Je me trouvais déjà à mi-chemin de l'inconscience, lorsque j'entendis le bruit. Des pas trainants accompagnés de grognements caractéristiques. J'étais tellement résignée et certainement proche de la mort, que je ne ressentis même pas la morsure caractéristique de la peur et restais là, statique, presque détachée des évènements horribles et sanglants qui s'annonçaient. Lorsque la créature tourna l'angle du couloir, je crus durant une infime seconde qu'elle ne me verrait pas, mais sa grosse tête se tourna dans ma direction, certainement attirée par l'odeur de mon sang.

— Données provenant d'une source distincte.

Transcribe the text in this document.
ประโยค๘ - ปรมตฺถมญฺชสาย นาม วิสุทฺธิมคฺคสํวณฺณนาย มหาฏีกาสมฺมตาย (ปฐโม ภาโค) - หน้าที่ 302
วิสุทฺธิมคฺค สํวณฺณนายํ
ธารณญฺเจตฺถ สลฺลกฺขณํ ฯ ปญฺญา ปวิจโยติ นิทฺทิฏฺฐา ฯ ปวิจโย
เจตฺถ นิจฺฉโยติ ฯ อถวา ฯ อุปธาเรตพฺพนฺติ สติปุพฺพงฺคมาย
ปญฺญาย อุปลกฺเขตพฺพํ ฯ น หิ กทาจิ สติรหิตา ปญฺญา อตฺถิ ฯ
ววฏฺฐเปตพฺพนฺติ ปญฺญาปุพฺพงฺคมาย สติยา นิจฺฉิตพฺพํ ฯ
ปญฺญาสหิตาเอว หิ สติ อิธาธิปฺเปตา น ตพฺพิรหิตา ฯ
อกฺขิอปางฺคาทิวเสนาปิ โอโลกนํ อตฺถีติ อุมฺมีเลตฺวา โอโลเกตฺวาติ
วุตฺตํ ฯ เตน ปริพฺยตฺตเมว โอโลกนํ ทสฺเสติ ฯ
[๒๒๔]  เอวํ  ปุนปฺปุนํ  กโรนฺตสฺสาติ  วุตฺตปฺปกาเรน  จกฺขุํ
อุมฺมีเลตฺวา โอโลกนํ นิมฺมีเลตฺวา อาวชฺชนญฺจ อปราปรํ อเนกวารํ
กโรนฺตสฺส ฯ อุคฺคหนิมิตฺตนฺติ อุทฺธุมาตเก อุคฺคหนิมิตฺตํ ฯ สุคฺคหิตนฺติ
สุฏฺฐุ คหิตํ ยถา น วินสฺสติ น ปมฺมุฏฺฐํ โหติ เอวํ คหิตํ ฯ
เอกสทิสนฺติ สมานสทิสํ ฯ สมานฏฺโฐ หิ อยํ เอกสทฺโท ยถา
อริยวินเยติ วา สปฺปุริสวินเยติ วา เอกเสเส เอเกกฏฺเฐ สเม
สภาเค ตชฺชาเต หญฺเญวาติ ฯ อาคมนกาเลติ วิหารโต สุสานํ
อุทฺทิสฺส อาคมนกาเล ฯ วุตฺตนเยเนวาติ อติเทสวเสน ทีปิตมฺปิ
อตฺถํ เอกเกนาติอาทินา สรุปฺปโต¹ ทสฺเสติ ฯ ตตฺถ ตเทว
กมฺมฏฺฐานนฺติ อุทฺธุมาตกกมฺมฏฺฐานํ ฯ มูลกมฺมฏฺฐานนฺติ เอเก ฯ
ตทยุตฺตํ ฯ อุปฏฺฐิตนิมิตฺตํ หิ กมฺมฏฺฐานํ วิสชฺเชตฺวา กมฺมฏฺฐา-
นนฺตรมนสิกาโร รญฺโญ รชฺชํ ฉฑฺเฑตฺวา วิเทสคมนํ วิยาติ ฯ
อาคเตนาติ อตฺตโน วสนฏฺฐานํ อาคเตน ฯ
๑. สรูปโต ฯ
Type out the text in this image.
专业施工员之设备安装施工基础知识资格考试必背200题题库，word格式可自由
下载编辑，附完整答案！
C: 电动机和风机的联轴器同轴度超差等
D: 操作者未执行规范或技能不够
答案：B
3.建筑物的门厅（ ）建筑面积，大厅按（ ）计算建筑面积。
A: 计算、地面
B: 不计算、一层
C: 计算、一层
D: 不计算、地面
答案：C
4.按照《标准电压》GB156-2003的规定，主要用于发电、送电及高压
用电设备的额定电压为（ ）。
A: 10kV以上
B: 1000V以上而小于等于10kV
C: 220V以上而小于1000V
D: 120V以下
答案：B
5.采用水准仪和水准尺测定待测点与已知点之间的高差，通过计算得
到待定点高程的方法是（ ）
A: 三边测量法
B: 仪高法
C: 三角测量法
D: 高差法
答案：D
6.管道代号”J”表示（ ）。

Malgré mon état, mon instinct de survie se réveilla à l'instant où elle se rua sur moi, mais trop tard pour que j'ai le temps de réagir. Impuissante, des larmes ruisselants sur mes joues je ne pus que me protéger illusoirement le visage de mes bras, lorsque le souffle chaud et putride de l'éveillé m'effleura, m'arrachant un hurlement de détresse et d'horreur. Dans un dernier sursaut, je tentais de me défendre, mais j'étais désormais trop faible pour être réellement efficace. Sa bouche effleurait déjà mon cou, lorsque, d'un seul coup, quelque chose que je ne pouvais voir, tira la créature en arrière avant de la plaquer contre le mur opposé. Tandis qu'il se battaient à mains nu, j'eus le temps d'apercevoir des cheveux bruns sales et emmêlés et une chemise déchirée à carreaux rouge et noir. Je ne savais pas qui était mon sauveur, mais si je ne l'aidais pas, son intervention n'aurait fait que retarder l'échéance fatale qui m'attendait.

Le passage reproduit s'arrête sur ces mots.